I wholeheartedly agree, I'm trying to be generous as I know I have a bias here.
I think the AWS way made clear sense in the days before the current generation of tooling existed, when we were SSH-ing into our snowflake servers (for example). But now we have tools like Kubernetes/Nomad/OpenShift/etc/etc, the logic just doesn't seem to add up any more.
The main argument against it is generally of the form, "Yes, but we don't want to hire for non-cloud/bare-metal". Which is why I think a consultancy provides a good middle ground here – trading off cost savings against business factors.
Can you recommend any resources on how to approach the topic for a startup? Most startups have very similar needs, but every single "batteries included" solution that I've encountered so far explicitly excluded infrastructure and DevOps – either because it's out of scope for the creators, or because that's what they monetize (e.g. supabase).
I don't have practical experience in that, but .NET Aspire looks like the thing you might want (and it has some support of non-.NET on both backend and frontend).
Basically the idea is that you define your infrastructure in a rather short .NET script (e.g. for example postgres + backend + frontend + auth service) and the tooling then lets you either download all the components and launch the whole thing locally, or generate a script of some kind to deploy it to an infrastructure provider (type of script depends on provider). And it provides extensive logging, monitoring, tracing etc out of the box for the majority of the included components with API endpoints and dashboards.

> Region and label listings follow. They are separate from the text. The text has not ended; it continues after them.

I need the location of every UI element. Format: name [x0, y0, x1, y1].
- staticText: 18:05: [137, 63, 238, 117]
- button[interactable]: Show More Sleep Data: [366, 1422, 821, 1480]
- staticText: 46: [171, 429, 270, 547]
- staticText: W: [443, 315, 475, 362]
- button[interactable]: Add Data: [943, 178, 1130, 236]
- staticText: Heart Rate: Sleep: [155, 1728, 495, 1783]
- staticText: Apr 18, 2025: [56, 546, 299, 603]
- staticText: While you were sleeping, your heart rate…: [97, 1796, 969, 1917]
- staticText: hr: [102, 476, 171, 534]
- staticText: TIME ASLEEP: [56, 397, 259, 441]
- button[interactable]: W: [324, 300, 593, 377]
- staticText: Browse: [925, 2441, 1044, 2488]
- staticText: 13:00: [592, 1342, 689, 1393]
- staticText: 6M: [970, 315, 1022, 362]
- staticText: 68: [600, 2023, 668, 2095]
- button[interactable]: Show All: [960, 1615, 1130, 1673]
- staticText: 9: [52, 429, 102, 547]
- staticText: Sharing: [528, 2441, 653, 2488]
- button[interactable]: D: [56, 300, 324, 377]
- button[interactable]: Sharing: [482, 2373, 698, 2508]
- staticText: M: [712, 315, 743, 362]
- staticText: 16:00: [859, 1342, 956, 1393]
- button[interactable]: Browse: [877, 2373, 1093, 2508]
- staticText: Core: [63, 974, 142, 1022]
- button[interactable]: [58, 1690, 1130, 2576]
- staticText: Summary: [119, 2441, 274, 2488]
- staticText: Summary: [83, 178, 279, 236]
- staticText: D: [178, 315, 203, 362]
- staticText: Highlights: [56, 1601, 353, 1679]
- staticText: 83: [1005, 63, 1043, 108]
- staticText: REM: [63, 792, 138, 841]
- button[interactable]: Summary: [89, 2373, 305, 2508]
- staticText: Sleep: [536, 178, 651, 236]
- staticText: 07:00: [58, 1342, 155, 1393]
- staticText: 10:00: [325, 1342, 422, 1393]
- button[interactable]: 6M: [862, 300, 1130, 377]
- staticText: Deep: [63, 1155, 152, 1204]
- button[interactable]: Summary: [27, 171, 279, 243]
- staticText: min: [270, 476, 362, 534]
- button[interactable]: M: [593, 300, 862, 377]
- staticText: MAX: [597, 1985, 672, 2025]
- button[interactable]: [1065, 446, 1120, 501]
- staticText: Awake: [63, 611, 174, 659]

How about we have a chat? I think it is hard for startups to justify implementing this infrastructure from scratch because that is a lot of time & skills that are really best focussed elsewhere.
Ping me an email (see bio), always happy to chat.
Well, it at least assumes the cost to setup the AWS way is sunken. What is a given for anybody that may hire them.
But if you are starting from scratch instead of looking for someone to help you migrate, then yeah, the AWS way has probably higher setup costs than making it portable.